ÉDITORIAL. Alors que les records boursiers se sont enchaînés à un rythme effréné aux Etats-Unis, avant de marquer le pas. Les projets d’introduction en bourse des géants de l’IA pourraient relancer la machine. Mais si elle s’enraye, l’addition concernera le monde entier
La crise pétrolière, le retour de l’inflation, les risques de récession et les inquiétudes autour de la dette publique de plusieurs grandes économies sont autant de symptômes dont les marchés financiers ne semblent pas se soucier. Ces derniers mois, les indices boursiers américains ont battu des records historiques. Un élan créé par quelques sociétés, Alphabet et Nvidia en tête.

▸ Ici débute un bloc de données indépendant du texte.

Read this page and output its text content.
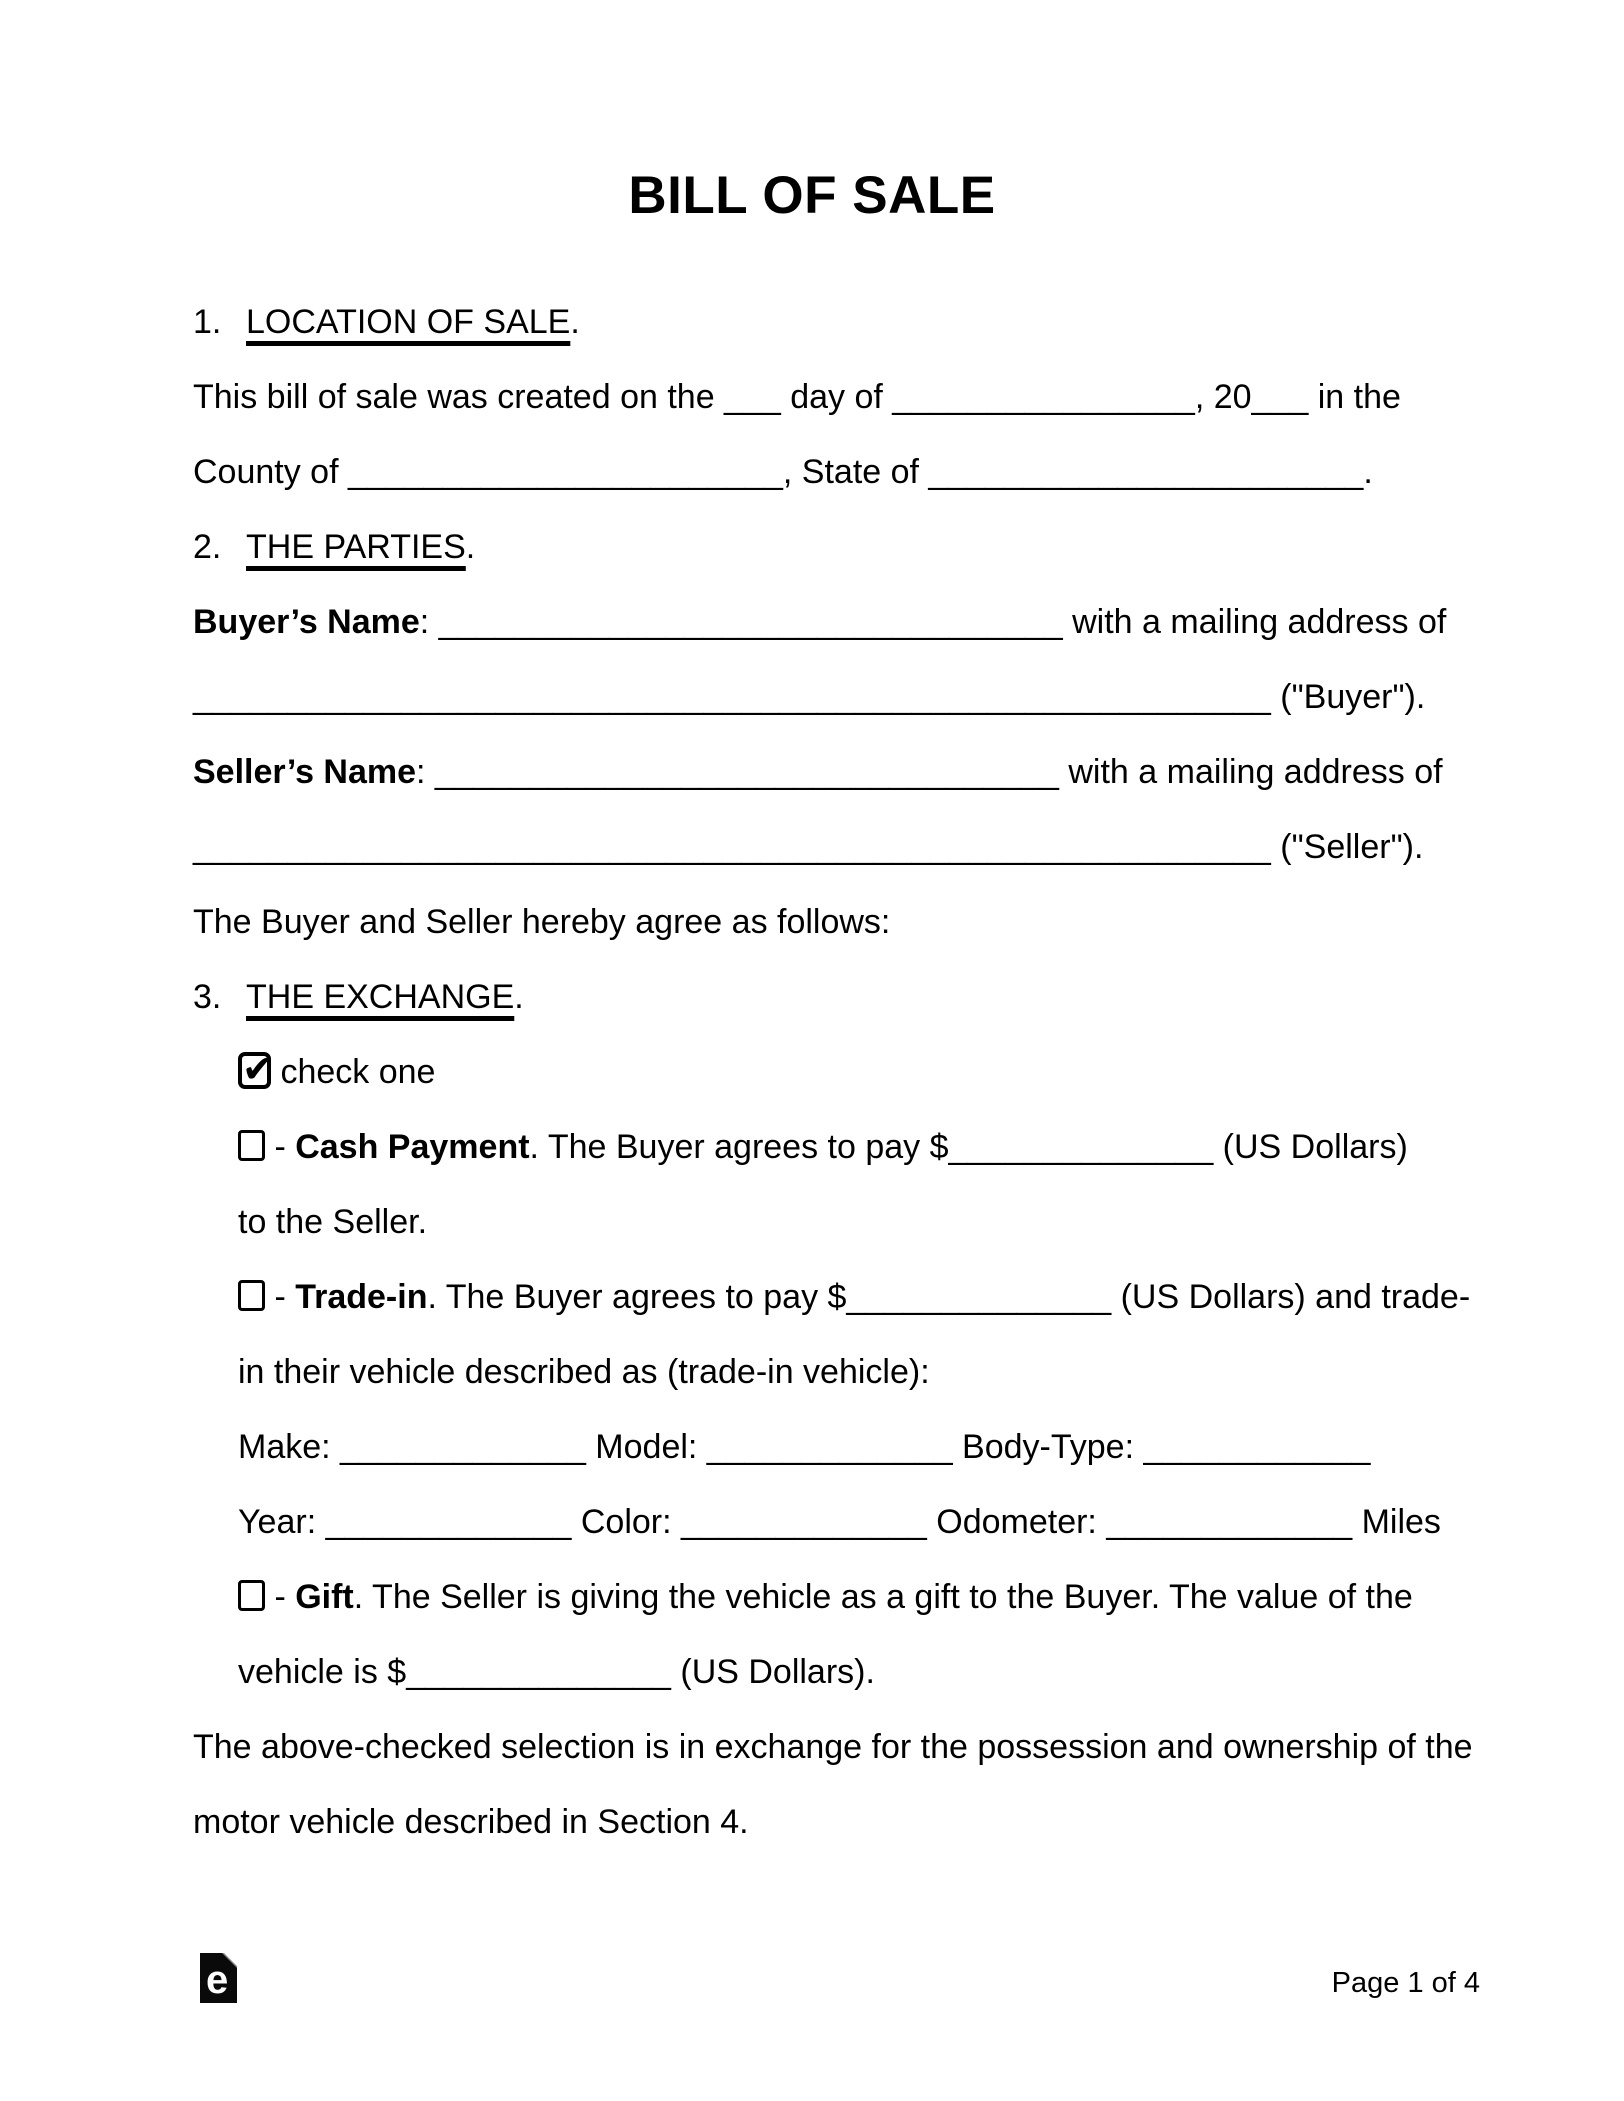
BILL OF SALE
1. LOCATION OF SALE.
This bill of sale was created on the ___ day of ________________, 20___ in the
County of _______________________, State of _______________________.
2. THE PARTIES.
Buyer’s Name: _________________________________ with a mailing address of
_________________________________________________________ ("Buyer").
Seller’s Name: _________________________________ with a mailing address of
_________________________________________________________ ("Seller").
The Buyer and Seller hereby agree as follows:
3. THE EXCHANGE.
✔
check one
- Cash Payment. The Buyer agrees to pay $______________ (US Dollars)
to the Seller.
- Trade-in. The Buyer agrees to pay $______________ (US Dollars) and trade-
in their vehicle described as (trade-in vehicle):
Make: _____________ Model: _____________ Body-Type: ____________
Year: _____________ Color: _____________ Odometer: _____________ Miles
- Gift. The Seller is giving the vehicle as a gift to the Buyer. The value of the
vehicle is $______________ (US Dollars).
The above-checked selection is in exchange for the possession and ownership of the
motor vehicle described in Section 4.
e	Page 1 of 4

Derrière ces envolées se trouvent les espoirs autour de l’intelligence artificielle générative, encore et toujours, avec une prime donnée à l’industrie des semi-conducteurs ces dernières semaines. Cette frénésie a ainsi provoqué une hausse spectaculaire du titre d’Intel, alors qu’en 2024, on s’inquiétait de sa survie. Si la semaine passée, les investisseurs ont marqué le pas, les projets d’introduction en bourse des géants de l’IA pourraient relancer cette course folle.
Onde de choc
Ce mardi, OpenAI a officialisé son intention de réaliser une IPO (entrée en bourse). La veille, l’entreprise a déposé les documents légaux nécessaires à une telle opération auprès de l’autorité américaine de régulation des marchés financiers. Une initiative qui intervient une semaine après qu’Anthropic a réalisé la même démarche. Aucune des deux entreprises n’a divulgué de calendrier, mais selon les dernières estimations, leurs valorisations sont respectivement évaluées à plus de 850 et 960 milliards de dollars. Des montants qui donnent le tournis pour des sociétés encore inconnues il y a 4 ans, et qui dépassent, de loin, les premières capitalisations européennes.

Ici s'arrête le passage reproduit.